We all know the ability to walk and chew gum at the same time is a rare talent. But what about walking and reading? This seems a rather more mundane ability, if the number of New Yorkers that indulge in the act of simultaneous perambulation and literary consumption is any indicator. This city’s sidewalks are broad and pedestrian-friendly, and thus, indulgent of the mindfully-distracted stroller, one that covers blocks by the dozen, all the while consuming pages by the mile. If the tourist in New York is easily detected by the upward craned neck, the resident is easily spotted by the insouciant burying of face in tome. While I am normally extremely intolerant of the pedestrian that is distracted by the smartphone–texting while walking seems to inspire a particularly over-the-top reaction from me–I am far more indulgent of the mobile reader; I think most New Yorkers are too.

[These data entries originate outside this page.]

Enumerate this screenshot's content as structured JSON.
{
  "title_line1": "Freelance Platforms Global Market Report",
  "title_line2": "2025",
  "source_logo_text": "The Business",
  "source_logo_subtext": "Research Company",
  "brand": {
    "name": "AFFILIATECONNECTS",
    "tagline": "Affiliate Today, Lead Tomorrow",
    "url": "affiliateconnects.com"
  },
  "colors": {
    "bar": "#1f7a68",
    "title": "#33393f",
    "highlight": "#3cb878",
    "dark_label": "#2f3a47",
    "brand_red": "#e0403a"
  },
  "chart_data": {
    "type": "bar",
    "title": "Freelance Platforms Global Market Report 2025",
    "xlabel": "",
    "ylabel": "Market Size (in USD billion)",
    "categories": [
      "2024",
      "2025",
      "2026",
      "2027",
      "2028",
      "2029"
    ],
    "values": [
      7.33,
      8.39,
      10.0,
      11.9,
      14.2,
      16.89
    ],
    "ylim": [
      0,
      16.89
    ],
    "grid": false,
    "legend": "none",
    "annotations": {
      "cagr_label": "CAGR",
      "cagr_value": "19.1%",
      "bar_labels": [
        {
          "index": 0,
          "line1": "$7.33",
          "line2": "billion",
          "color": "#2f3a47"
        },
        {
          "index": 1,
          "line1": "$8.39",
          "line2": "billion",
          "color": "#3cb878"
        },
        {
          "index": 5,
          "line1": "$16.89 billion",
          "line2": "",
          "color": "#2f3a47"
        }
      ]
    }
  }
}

There are variants, of course. Book-reading while walking is far more common than newspaper- or magazine reading, for instance. I’ve never seen schoolkids stroll down a sidewalk while cramming for exams. I have though, seen graduate students walk back to their apartments from the subway station while finishing off journal articles. And I have, many a time, caught in the middle of a page, a paragraph, or a sentence, as the subway pulls up at the station, simply stood up, book in hand, walked out, and resumed reading. Till an appropriate point for interruption suggests itself; I have never quite managed to muster up the courage required to walk all the way home from my current station; that journey involves six crossings, and I simply wouldn’t dare.

For my money, the best public and collective display of walking while reading I’ve witnessed took place in my boarding school years. Then, just before year-end exam time, the school’s main athletic field would feature dozens of blazer-and-tie-clad schoolboys, each carrying a textbook, diligently marking time and laps as they walked, face immersed in a soon-to-be-turned page, each desperately seeking to imbibe as much of its wisdom before the moment of recapitulation and examination presented itself. From a distance it looked like some ancient Benedictine ritual: monks navigating a monastery compound, each absorbed, perhaps, by some recent exegesis of the Scriptures. I took part in this little ritual too; I read histories of medieval India, Midsummer Night’s Dream, collections of short stories (Never a science or math texbook, of course; it was understood that those could not be consumed in this fashion, but rather, had to be “worked through” with paper and pen handy.)

What has remained common to my New-York-City-sidewalk- and schoolday acts of literary peripateticism is the giddiness caused by the appreciation of the recklessness of the act: here I am, head down, charging into the unknown, not deigning to see what lies ahead, consumed by the printed word. In a world where distraction is so commonplace, where we do not have time to stand and stare, but plenty to check email again and again, it almost feels subversive to pay so much attention to the printed word in the midst of all that is hectic and impatient.